Project of Bone Structure and Function

Computational modeling for new surgical treatment in early-onset scoliosis

Early-onset scoliosis (EOS) is characterized by a complex deformity of the spine in children with onset before the age of 10 years due to congenital anomalies of the vertebral column, neuromuscular and syndromes, or idiopathic causes.

Early-onset scoliosis (EOS) is characterized by a complex deformity of the spine in children with onset before the age of 10 years due to congenital anomalies of the vertebral column, neuromuscular and syndromes, or idiopathic causes. Scoliosis patients with severe spinal deformities can be surgically treated to correct spine curvatures using metal rods and wires. Due to the fact that these children are still growing, several re-operations are required resulting in great patient discomfort and high costs. Recently, the use of UHMWPE to replace metal wires has been proposed for early-onset scoliosis patients, since they would enable sliding of the UHMWPE wires along the metal rods during treatment avoiding multiple surgeries.
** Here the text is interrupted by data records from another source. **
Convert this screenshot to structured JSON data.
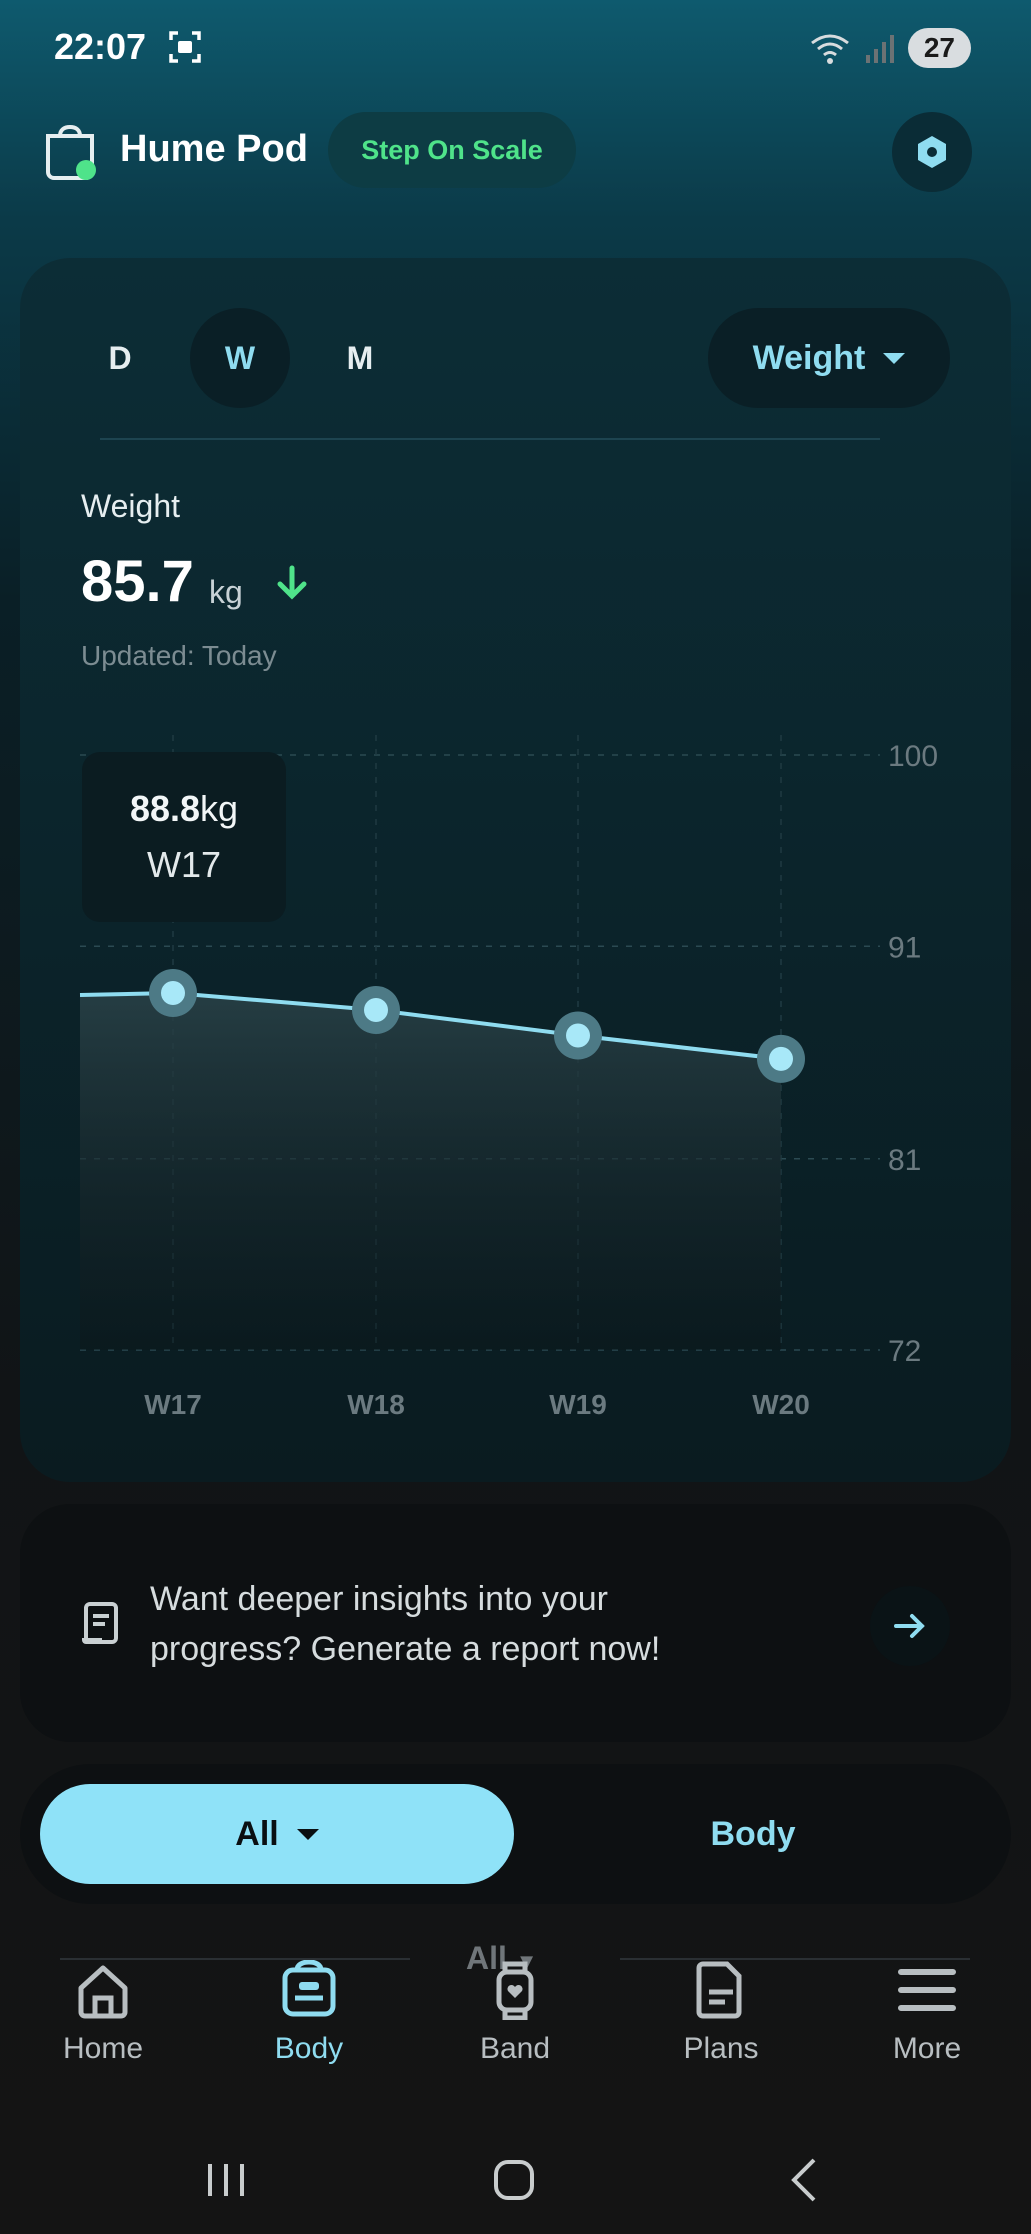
{
  "status": {
    "time": "22:07",
    "battery": "27"
  },
  "header": {
    "device_name": "Hume Pod",
    "step_on_scale": "Step On Scale"
  },
  "period_tabs": [
    {
      "label": "D",
      "active": false
    },
    {
      "label": "W",
      "active": true
    },
    {
      "label": "M",
      "active": false
    }
  ],
  "metric_dropdown": {
    "label": "Weight"
  },
  "summary": {
    "label": "Weight",
    "value": "85.7",
    "unit": "kg",
    "updated": "Updated: Today"
  },
  "tooltip": {
    "value": "88.8",
    "unit": "kg",
    "label": "W17"
  },
  "chart_data": {
    "type": "line",
    "x": [
      "W17",
      "W18",
      "W19",
      "W20"
    ],
    "series": [
      {
        "values": [
          88.8,
          88.0,
          86.8,
          85.7
        ]
      }
    ],
    "y_ticks": [
      "100",
      "91",
      "81",
      "72"
    ],
    "ylim": [
      72,
      100
    ],
    "grid": true
  },
  "insights": {
    "text": "Want deeper insights into your progress? Generate a report now!"
  },
  "segmented": {
    "all_label": "All",
    "body_label": "Body"
  },
  "ghost": {
    "label": "All"
  },
  "nav": [
    {
      "label": "Home",
      "icon": "home-icon"
    },
    {
      "label": "Body",
      "icon": "scale-icon"
    },
    {
      "label": "Band",
      "icon": "watch-icon"
    },
    {
      "label": "Plans",
      "icon": "document-icon"
    },
    {
      "label": "More",
      "icon": "menu-icon"
    }
  ],
  "colors": {
    "accent": "#8fdcf0",
    "green": "#4fe38a"
  }
}
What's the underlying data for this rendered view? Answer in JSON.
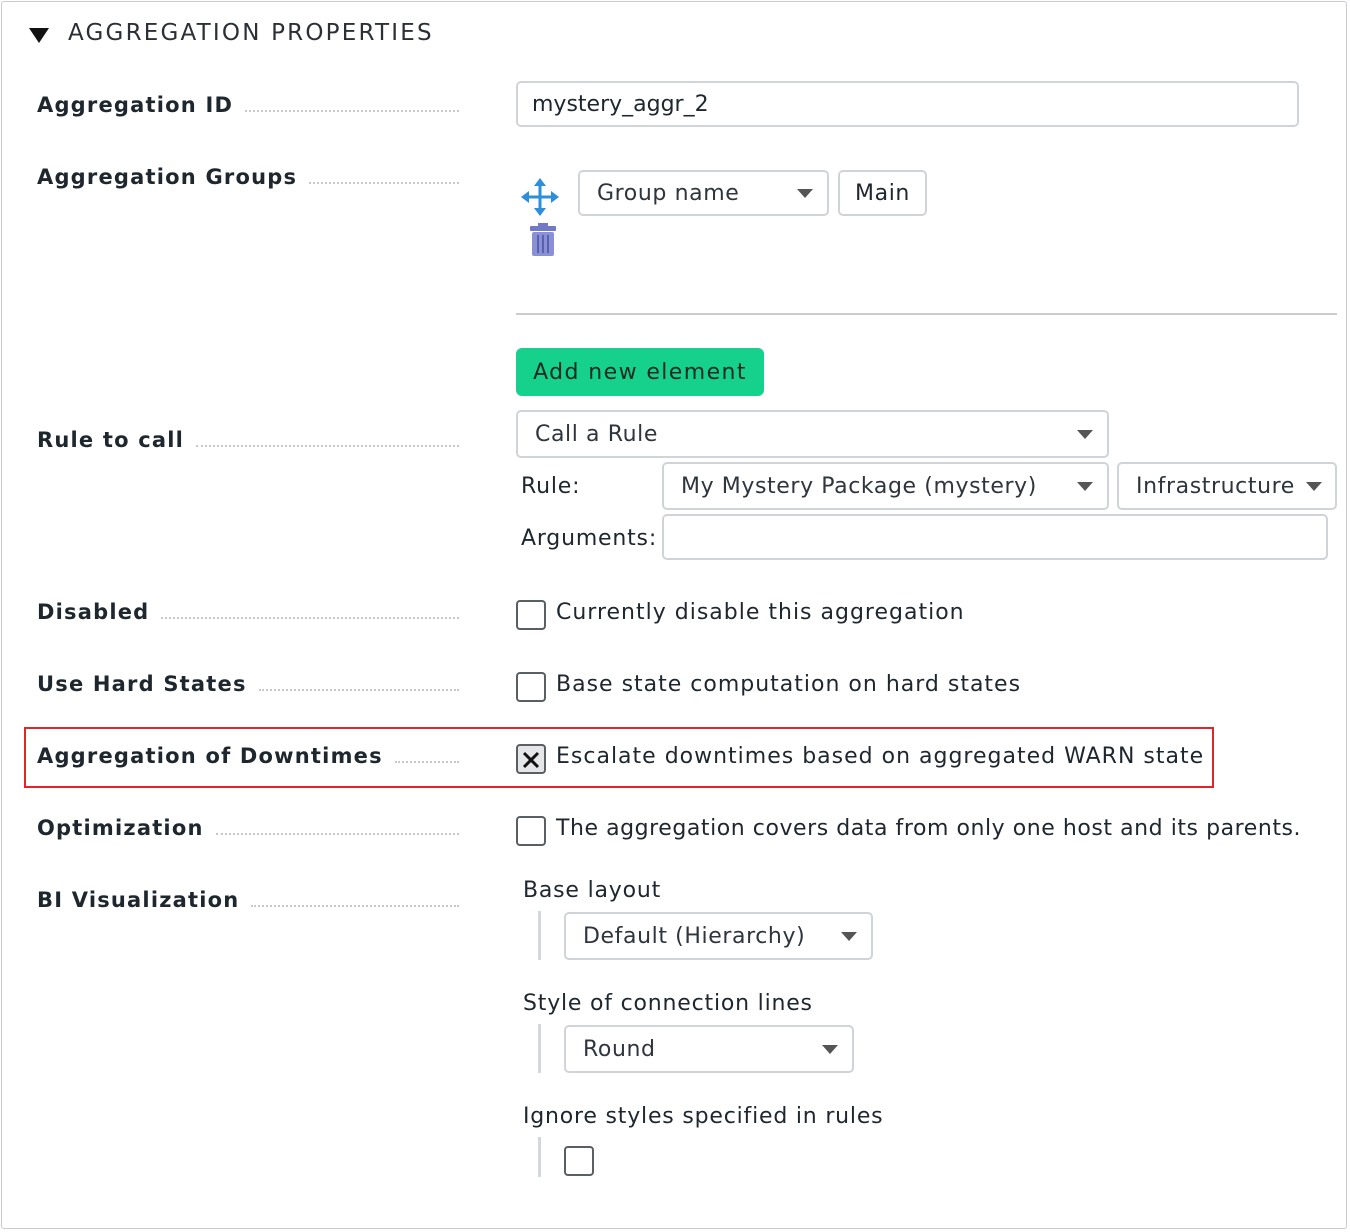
{
  "section": {
    "title": "AGGREGATION PROPERTIES"
  },
  "aggregation_id": {
    "label": "Aggregation ID",
    "value": "mystery_aggr_2"
  },
  "aggregation_groups": {
    "label": "Aggregation Groups",
    "group_select": "Group name",
    "group_value": "Main",
    "move_icon": "move-arrows-icon",
    "delete_icon": "trash-icon",
    "add_button": "Add new element"
  },
  "rule_to_call": {
    "label": "Rule to call",
    "mode_select": "Call a Rule",
    "rule_label": "Rule:",
    "rule_pack_select": "My Mystery Package (mystery)",
    "rule_select": "Infrastructure",
    "arguments_label": "Arguments:",
    "arguments_value": ""
  },
  "disabled": {
    "label": "Disabled",
    "checkbox_text": "Currently disable this aggregation",
    "checked": false
  },
  "hard_states": {
    "label": "Use Hard States",
    "checkbox_text": "Base state computation on hard states",
    "checked": false
  },
  "downtimes": {
    "label": "Aggregation of Downtimes",
    "checkbox_text": "Escalate downtimes based on aggregated WARN state",
    "checked": true
  },
  "optimization": {
    "label": "Optimization",
    "checkbox_text": "The aggregation covers data from only one host and its parents.",
    "checked": false
  },
  "bi_visualization": {
    "label": "BI Visualization",
    "base_layout_label": "Base layout",
    "base_layout_value": "Default (Hierarchy)",
    "line_style_label": "Style of connection lines",
    "line_style_value": "Round",
    "ignore_styles_label": "Ignore styles specified in rules",
    "ignore_styles_checked": false
  },
  "colors": {
    "accent_green": "#15d18c",
    "highlight_red": "#e0262a",
    "icon_blue": "#2d8ed9",
    "trash_purple": "#7279c7"
  }
}
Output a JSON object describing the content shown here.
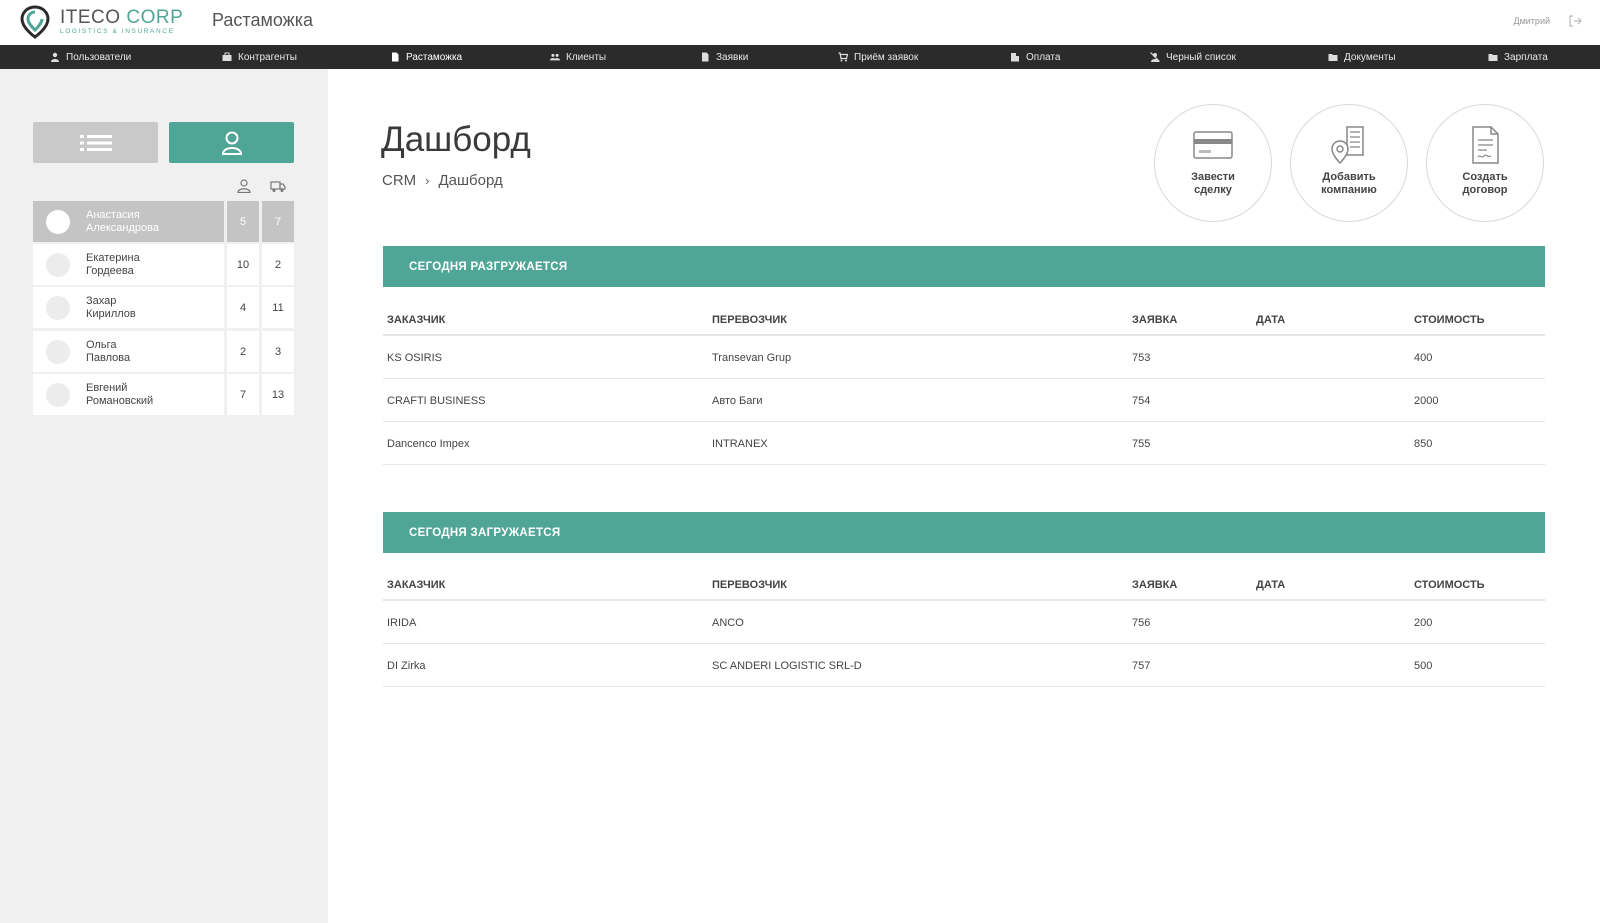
{
  "app": {
    "logo_main": "ITECO",
    "logo_accent": "CORP",
    "logo_sub": "LOGISTICS & INSURANCE",
    "section_title": "Растаможка",
    "user_name": "Дмитрий",
    "accent_color": "#4fa697"
  },
  "nav": [
    {
      "label": "Пользователи",
      "icon": "user-icon"
    },
    {
      "label": "Контрагенты",
      "icon": "briefcase-icon"
    },
    {
      "label": "Растаможка",
      "icon": "document-icon",
      "active": true
    },
    {
      "label": "Клиенты",
      "icon": "users-icon"
    },
    {
      "label": "Заявки",
      "icon": "file-icon"
    },
    {
      "label": "Приём заявок",
      "icon": "cart-icon"
    },
    {
      "label": "Оплата",
      "icon": "bank-icon"
    },
    {
      "label": "Черный список",
      "icon": "blacklist-icon"
    },
    {
      "label": "Документы",
      "icon": "folder-icon"
    },
    {
      "label": "Зарплата",
      "icon": "folder-icon"
    }
  ],
  "sidebar": {
    "employees": [
      {
        "first": "Анастасия",
        "last": "Александрова",
        "clients": "5",
        "trucks": "7",
        "selected": true
      },
      {
        "first": "Екатерина",
        "last": "Гордеева",
        "clients": "10",
        "trucks": "2"
      },
      {
        "first": "Захар",
        "last": "Кириллов",
        "clients": "4",
        "trucks": "11"
      },
      {
        "first": "Ольга",
        "last": "Павлова",
        "clients": "2",
        "trucks": "3"
      },
      {
        "first": "Евгений",
        "last": "Романовский",
        "clients": "7",
        "trucks": "13"
      }
    ]
  },
  "main": {
    "title": "Дашборд",
    "breadcrumb": {
      "root": "CRM",
      "sep": "›",
      "current": "Дашборд"
    },
    "actions": [
      {
        "line1": "Завести",
        "line2": "сделку"
      },
      {
        "line1": "Добавить",
        "line2": "компанию"
      },
      {
        "line1": "Создать",
        "line2": "договор"
      }
    ],
    "columns": [
      "ЗАКАЗЧИК",
      "ПЕРЕВОЗЧИК",
      "ЗАЯВКА",
      "ДАТА",
      "СТОИМОСТЬ"
    ],
    "unloading": {
      "title": "СЕГОДНЯ РАЗГРУЖАЕТСЯ",
      "rows": [
        {
          "customer": "KS OSIRIS",
          "carrier": "Transevan Grup",
          "request": "753",
          "date": "",
          "cost": "400"
        },
        {
          "customer": "CRAFTI BUSINESS",
          "carrier": "Авто Баги",
          "request": "754",
          "date": "",
          "cost": "2000"
        },
        {
          "customer": "Dancenco Impex",
          "carrier": "INTRANEX",
          "request": "755",
          "date": "",
          "cost": "850"
        }
      ]
    },
    "loading": {
      "title": "СЕГОДНЯ ЗАГРУЖАЕТСЯ",
      "rows": [
        {
          "customer": "IRIDA",
          "carrier": "ANCO",
          "request": "756",
          "date": "",
          "cost": "200"
        },
        {
          "customer": "DI Zirka",
          "carrier": "SC ANDERI LOGISTIC SRL-D",
          "request": "757",
          "date": "",
          "cost": "500"
        }
      ]
    }
  }
}
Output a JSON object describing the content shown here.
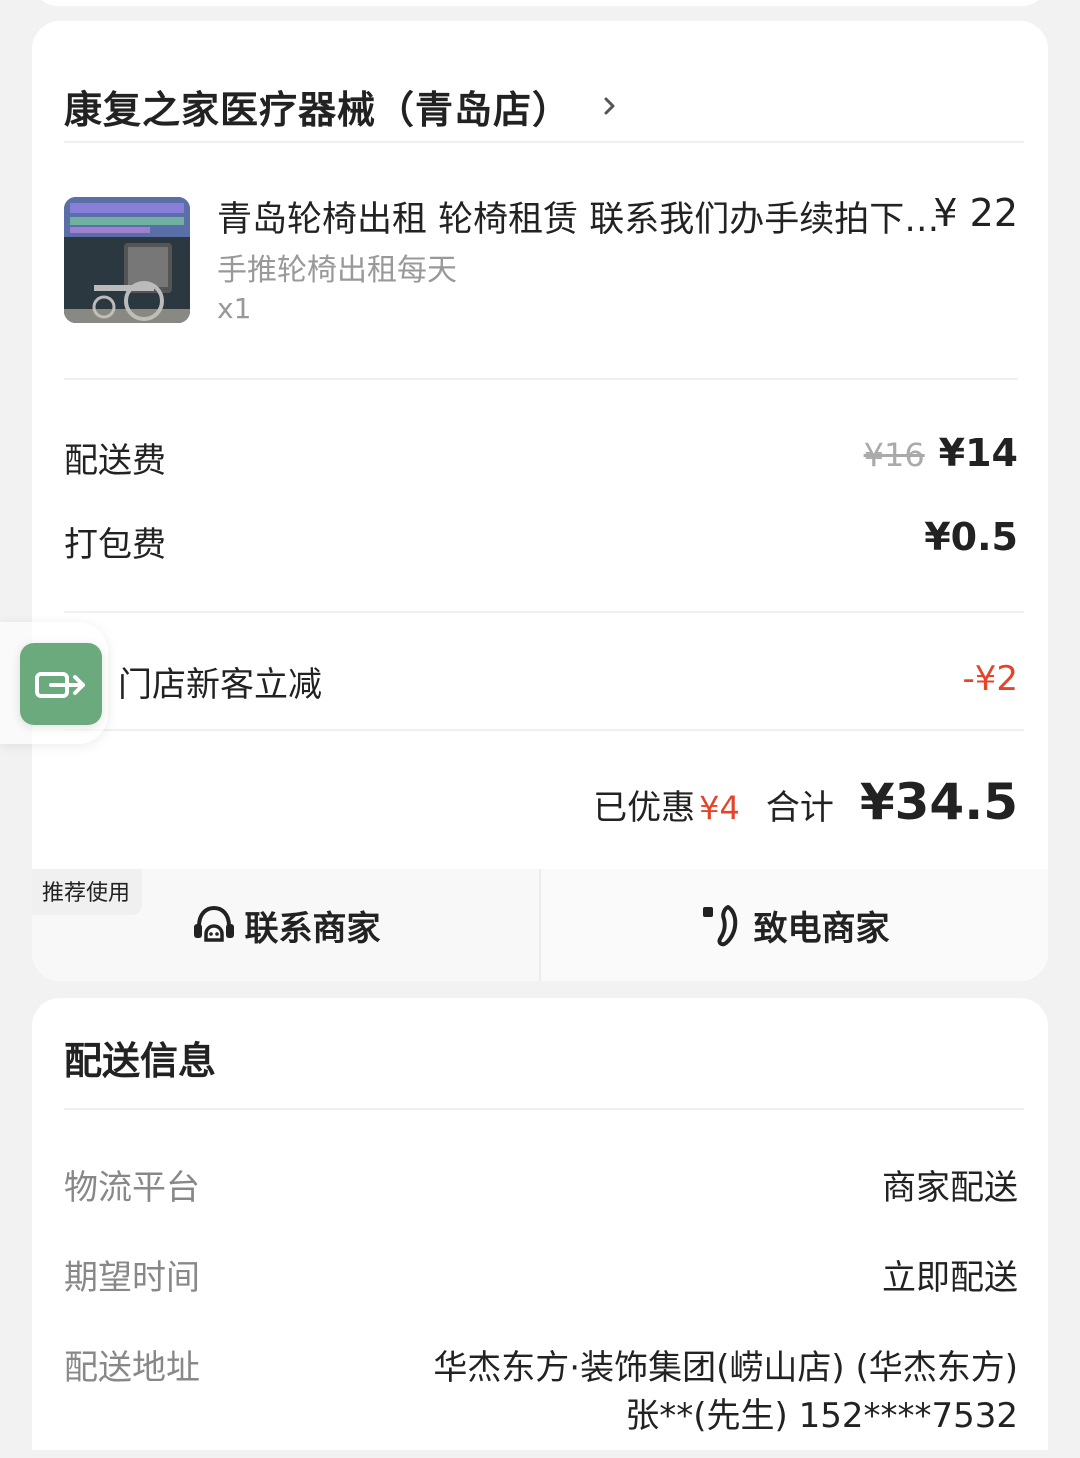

Because of the higher strength of UHMWPE wires, this new technique also enables to limit the number of instrumented spinal levels, potentially resulting in a less invasive and more effective patient-specific treatment. Developing a computer model is needed to optimize patient-specific treatment and predict the range of motion (ROM) depending on treatment parameters. The goal of the current study is to validate this parametrized FE model of the spine in the normal situation and after implementing the growth-guidance constructs for several levels of wire fixation, relative to available literature data. To reach this goal, first biomechanical behavior of the healthy L4‐L5 segment was calibrated in comparison to literature data. Next, global spine behavior was validated by relating ROM of multiple-level spine segments to experimental results from literature. Finally, spinal instrumentation, including rods, screws and wires, are implemented in the model (in silico) to compare the results with porcine biomechanical test data (in vitro).